As a matter of construction, the compensation under s 1317H is available to the specified corporation, scheme or fund for damage suffered by the corporation, scheme or fund. The terms of the section confer a right which is personal to the specified persons who suffers damage that results from a contravention of a civil penalty provision in relation to the corporation. It is not a cause of action which is assignable.[159]
[159] See Pentridge Village Pty Ltd (in liq) v Capital Finance Australia Ltd [2018] VSC 633 [60] - [68], [116].
The claims assigned to Gourmania Holdings, however, include claims for breach of non‑statutory fiduciary duty. As a shareholder in Gourmet Chef Foods at the time of the assignment, even though Gourmania Holdings did not then have a pre-existing enforceable right against Gourmet Chef Foods, it had a genuine commercial interest in taking the assignment and in enforcing it for its own benefit.[160] In those circumstances the claim was assignable.[161]
[160] Dover v Lewkovitz [2013] NSWCA 452 [25].
[161] Equuscorp Pty Ltd v Haxton [2012] HCA 7; (2012) 246 CLR 498 [53], [79], [159]; E C Dawson Investment Pty Ltd v CrystalFinance [No 3] [2013] WASC 183 [889] - [890].
It was not in issue that the assignment complied with s 20 of the Property Law Act 1969 (WA).
I find that the claim against Mr Schlegel for breach of fiduciary duty in procuring the adjustment of his salary in December 2013 was effectively assigned to Gourmania Holdings, and Gourmania Holdings is entitled to enforce that claim.
Set‑off
Finally, it is necessary to consider whether Gourmania Holdings could set‑off the amount it claims, following assignment by Gourmet Chef Foods, from the amount due to Mr Schlegel.
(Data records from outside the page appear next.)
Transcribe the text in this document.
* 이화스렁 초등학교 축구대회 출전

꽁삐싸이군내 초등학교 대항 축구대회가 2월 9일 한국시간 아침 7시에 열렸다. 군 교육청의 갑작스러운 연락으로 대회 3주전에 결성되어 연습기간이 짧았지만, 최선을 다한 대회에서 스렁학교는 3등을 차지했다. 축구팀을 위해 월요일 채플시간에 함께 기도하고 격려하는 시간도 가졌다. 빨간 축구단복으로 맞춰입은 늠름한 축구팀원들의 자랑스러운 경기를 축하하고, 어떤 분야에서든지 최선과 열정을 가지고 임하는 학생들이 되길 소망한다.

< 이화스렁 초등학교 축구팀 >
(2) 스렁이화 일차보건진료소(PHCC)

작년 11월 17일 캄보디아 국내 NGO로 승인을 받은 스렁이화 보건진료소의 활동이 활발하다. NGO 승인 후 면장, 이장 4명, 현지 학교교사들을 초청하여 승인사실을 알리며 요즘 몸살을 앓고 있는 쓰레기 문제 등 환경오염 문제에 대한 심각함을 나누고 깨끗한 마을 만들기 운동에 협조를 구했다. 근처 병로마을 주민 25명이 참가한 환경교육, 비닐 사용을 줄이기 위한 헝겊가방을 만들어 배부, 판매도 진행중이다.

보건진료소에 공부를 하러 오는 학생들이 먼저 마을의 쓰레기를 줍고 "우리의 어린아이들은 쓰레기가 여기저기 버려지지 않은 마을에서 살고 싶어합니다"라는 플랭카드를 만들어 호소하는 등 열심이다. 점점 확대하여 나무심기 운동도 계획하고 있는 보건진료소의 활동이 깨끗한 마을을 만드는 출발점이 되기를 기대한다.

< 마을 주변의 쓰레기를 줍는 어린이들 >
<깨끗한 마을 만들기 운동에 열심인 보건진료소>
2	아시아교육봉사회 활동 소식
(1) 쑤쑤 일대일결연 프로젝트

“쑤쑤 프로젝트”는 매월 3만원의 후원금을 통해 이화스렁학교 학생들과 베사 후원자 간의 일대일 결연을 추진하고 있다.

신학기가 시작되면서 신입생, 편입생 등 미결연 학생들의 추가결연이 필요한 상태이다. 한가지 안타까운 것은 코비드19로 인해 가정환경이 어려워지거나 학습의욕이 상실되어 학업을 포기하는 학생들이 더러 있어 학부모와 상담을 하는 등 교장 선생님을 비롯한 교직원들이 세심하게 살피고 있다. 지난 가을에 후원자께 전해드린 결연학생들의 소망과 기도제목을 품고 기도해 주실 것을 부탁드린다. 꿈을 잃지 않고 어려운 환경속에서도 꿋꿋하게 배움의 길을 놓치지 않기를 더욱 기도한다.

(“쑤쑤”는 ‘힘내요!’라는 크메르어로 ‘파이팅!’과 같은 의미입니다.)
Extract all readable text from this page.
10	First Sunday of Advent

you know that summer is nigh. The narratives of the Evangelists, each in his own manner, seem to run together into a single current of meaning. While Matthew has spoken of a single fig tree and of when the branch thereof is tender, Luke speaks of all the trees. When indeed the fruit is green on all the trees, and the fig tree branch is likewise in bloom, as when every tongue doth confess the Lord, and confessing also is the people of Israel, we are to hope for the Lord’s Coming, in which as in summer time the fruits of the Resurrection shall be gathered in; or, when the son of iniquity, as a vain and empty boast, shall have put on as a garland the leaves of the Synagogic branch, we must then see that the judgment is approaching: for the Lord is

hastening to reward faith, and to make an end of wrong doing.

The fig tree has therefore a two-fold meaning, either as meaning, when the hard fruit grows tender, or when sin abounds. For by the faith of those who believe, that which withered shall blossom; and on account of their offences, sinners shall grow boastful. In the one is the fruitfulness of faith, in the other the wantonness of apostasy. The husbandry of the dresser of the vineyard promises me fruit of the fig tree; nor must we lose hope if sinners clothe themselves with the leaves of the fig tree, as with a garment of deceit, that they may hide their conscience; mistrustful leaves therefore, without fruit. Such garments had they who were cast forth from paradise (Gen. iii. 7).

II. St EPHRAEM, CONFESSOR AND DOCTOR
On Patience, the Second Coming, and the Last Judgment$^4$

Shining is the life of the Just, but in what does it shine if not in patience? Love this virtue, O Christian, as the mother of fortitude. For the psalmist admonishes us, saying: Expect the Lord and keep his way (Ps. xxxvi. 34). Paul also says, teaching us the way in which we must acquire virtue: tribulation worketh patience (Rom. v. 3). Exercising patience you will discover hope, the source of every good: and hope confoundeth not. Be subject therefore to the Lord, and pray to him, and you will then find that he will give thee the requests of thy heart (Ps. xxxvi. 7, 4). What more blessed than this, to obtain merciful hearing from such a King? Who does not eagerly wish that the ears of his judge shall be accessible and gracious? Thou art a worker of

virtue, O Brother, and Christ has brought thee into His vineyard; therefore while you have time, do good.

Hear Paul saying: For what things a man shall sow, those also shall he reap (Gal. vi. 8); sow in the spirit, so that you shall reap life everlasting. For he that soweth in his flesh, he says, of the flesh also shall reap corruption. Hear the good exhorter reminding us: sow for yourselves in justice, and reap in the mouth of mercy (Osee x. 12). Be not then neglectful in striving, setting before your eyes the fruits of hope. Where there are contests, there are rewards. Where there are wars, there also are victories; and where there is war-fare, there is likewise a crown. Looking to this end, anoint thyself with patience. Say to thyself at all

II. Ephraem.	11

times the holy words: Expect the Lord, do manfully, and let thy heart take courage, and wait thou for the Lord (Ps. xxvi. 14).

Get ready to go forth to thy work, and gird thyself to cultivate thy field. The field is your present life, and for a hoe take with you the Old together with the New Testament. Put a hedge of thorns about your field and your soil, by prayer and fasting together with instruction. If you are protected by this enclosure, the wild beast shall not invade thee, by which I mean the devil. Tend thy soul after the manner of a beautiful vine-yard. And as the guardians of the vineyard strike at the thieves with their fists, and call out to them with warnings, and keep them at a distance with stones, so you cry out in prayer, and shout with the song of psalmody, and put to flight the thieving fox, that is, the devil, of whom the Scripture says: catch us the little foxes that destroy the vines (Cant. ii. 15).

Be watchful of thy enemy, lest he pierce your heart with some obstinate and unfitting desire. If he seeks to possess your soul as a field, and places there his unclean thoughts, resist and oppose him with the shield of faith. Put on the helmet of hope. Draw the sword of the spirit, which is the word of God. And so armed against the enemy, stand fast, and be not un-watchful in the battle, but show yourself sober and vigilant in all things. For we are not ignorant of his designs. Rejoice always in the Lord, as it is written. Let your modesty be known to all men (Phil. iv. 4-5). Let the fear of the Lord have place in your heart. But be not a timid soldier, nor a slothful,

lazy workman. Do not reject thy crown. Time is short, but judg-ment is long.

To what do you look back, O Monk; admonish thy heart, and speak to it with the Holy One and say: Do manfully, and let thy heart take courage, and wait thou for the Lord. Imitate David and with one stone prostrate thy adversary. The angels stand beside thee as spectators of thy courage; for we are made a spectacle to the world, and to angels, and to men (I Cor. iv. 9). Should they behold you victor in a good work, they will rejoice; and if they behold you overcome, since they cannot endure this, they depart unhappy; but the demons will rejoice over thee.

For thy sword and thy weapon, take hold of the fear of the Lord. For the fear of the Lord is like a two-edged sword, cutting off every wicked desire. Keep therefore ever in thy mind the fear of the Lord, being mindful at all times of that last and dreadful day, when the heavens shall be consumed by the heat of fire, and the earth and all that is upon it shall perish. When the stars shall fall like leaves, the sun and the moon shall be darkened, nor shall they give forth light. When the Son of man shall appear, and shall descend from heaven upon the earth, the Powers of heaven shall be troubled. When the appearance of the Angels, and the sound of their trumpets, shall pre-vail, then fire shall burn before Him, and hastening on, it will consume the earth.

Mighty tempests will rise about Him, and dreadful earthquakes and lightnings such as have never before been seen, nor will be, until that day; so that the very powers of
By cl 19.3 of the Share Sale Agreement, any payment to be made 'must be made free and clear of any set-off, deduction or withholding' except as required or compelled by law. Clauses excluding set‑off are common in agreements between banks and borrowers, and have been held to be enforceable.[162] Clause 19.3 does not prevent Gourmania Holdings' counterclaim, but does affect when amounts were due.
[162] See Brimstone Resources Ltd v Empire Resources Ltd [2018] WASCA 107; Palaniappan v Westpac Banking Corporation [2016] WASCA 72 [73], [85], [130] ‑ [141], [151] ‑ [160]; George 218 Pty Ltd v Bank of Queensland Ltd [2015] WASC 434; (2015) 303 FLR 231 [288]; Oswal v Commonwealth Bank of Australia [2013] WASCA 58 [45], [54] ‑ [55]; Commonwealth Bank of Australia v Shannon [2013] NSWSC 1076.
Conclusion
The claim by Mr Schlegel is upheld to the following extent:
(1)Gourmania Holdings is to pay the sum of $333,333 plus interest pursuant to cl 4.1 of the Seller Finance Agreement at the Commonwealth Bank variable base rate (calculated daily and compounding monthly) on $333,333 from 4 February 2016 until payment.
(2)The purchase price under the Share Sale Agreement is adjusted in accordance with the findings at [110] and [126] of these reasons, and Gourmania Holdings is liable to pay the adjusted purchase price accordingly.
The claim by Gourmania Holdings is upheld to the extent of the claim for breach of fiduciary duty by Mr Schlegel in procuring the adjustment of his salary in December 2012.
I will hear the parties on the question of interest on the adjusted purchase price, and interest on the claim against Mr Schlegel, to the extent it was upheld, and costs.
I certify that the preceding paragraph(s) comprise the reasons for decision of the Supreme Court of Western Australia.